So certainly a a major topic around the world. But he wanted to not just, you know, react to the discourse that's online. He wanted to really dive deeper into with what we currently have, what is a way to convey the impact of trying to accurately distinguish some of these populations and seeing what that relates to other questions in the census itself. So, Peter does a great job in background, which, again, we'll invite you to check the preview or check the link yourself if you wanna read more background. We're gonna dive into more of the data analysis side of it where this is a very much a tidyverse inspired workflow with a real world use case of importing spreadsheet data from the from the ABS in a spreadsheet. So again, that's very common in the in this part of the world of of data analysis. So he's using the read excel package, one I've used great with great success in importing this type of data with a bit of, tidyverse cleaning up with a little bit of filtering for making sure they're getting non missing values and as well as different derivations of variables, a little bit of grouping. So again, pretty, pretty logical. We get to a dataset, eventually leads to a visualization that when you read the blog post, you're gonna have to zoom in on this a little bit. But Peter is trying to illustrate some of the key differences as measured by the data between the LGB plus and the heterosexual Australian responses on this survey from back in 2020 and then seeing what what impact that would be in various questions. And you do expect there will be some differences not just in the in the age categories but also responses such as, like, family composition in their household, income questions, and the like. But he's using a pretty nice kind of, I think, pseudo lines, you know, dot chart but showing the the difference in in arrows pointing at the the shift from the heterosexual side to the LGB plus side of it. So you can kind of see where the wider differences are.

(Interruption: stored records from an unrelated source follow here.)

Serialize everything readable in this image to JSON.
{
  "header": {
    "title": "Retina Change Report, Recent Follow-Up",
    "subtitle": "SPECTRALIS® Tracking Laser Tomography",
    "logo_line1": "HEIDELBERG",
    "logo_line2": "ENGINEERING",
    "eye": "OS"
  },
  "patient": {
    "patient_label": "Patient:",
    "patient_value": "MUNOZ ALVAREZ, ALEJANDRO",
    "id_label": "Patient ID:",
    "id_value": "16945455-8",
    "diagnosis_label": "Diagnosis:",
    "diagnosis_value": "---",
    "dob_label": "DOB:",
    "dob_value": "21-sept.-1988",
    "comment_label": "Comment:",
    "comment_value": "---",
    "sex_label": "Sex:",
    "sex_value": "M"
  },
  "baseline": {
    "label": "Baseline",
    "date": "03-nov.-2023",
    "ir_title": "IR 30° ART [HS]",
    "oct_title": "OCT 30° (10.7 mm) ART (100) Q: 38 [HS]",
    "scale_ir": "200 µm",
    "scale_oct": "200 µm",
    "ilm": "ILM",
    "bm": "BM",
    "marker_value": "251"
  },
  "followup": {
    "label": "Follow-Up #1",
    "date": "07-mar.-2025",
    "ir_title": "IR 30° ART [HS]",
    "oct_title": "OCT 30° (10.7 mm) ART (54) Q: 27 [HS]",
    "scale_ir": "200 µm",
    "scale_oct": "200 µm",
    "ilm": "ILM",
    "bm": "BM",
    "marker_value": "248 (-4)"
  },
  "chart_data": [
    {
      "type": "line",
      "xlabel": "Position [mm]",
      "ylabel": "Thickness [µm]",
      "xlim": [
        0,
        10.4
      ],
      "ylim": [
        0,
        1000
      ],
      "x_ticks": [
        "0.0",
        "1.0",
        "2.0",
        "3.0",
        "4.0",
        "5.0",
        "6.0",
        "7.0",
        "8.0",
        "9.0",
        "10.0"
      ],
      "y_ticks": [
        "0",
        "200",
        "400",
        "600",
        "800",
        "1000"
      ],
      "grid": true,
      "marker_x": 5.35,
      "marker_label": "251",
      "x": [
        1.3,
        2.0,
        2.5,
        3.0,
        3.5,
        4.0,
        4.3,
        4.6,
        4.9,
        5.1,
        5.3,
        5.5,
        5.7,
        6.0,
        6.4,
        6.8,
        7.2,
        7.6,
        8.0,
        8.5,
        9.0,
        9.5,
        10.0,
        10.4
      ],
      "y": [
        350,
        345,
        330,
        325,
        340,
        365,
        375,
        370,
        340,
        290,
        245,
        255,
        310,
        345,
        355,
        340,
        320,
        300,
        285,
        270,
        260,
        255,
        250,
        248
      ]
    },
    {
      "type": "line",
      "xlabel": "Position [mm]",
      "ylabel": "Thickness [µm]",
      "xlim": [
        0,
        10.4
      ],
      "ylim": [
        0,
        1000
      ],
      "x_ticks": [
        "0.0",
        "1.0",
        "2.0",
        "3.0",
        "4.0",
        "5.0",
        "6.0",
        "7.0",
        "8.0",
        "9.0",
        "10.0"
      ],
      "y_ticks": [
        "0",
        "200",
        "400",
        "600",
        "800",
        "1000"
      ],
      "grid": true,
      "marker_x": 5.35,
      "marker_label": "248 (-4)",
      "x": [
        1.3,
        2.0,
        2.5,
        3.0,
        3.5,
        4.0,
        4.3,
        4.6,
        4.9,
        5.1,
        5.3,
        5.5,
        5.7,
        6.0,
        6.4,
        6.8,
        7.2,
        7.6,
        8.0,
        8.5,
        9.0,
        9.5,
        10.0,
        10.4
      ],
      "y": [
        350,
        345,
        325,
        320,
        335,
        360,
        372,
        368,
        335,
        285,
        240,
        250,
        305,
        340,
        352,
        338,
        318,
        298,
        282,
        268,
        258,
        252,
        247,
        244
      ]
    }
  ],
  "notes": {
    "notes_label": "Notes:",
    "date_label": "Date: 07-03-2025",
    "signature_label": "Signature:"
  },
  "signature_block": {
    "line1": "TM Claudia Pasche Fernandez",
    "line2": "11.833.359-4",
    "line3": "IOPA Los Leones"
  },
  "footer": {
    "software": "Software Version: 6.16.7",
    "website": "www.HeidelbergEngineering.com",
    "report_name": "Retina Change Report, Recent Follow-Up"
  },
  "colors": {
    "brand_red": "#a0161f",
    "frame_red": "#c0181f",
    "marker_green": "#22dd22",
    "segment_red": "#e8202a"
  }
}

But he says he struggled with how to put this plot more accurately, and he went through quite a few iterations on that. So at the end of the post, he's got kind of what led to that final visualization, a set of faceted bar charts that are basically looking at each of those questions individually in different categories as well as the facets. So you can get a good read on that as well. But he was trying to distill some of the findings from this side by side bar chart analysis into this line plot as well. So as as I said, you can kind of see different types of domains are showing a wider differential in terms of percentages, which again may or may not be expected. But I'm always up for letting the data tell the story and and certainly, hopefully, that in the future, the the census from anywhere in the world is able to accurately portray these different populations that, again, deserve their voices to be heard. So really, really great summary here by Peter. Definitely a lot to digest if you're looking into the space of census analytics.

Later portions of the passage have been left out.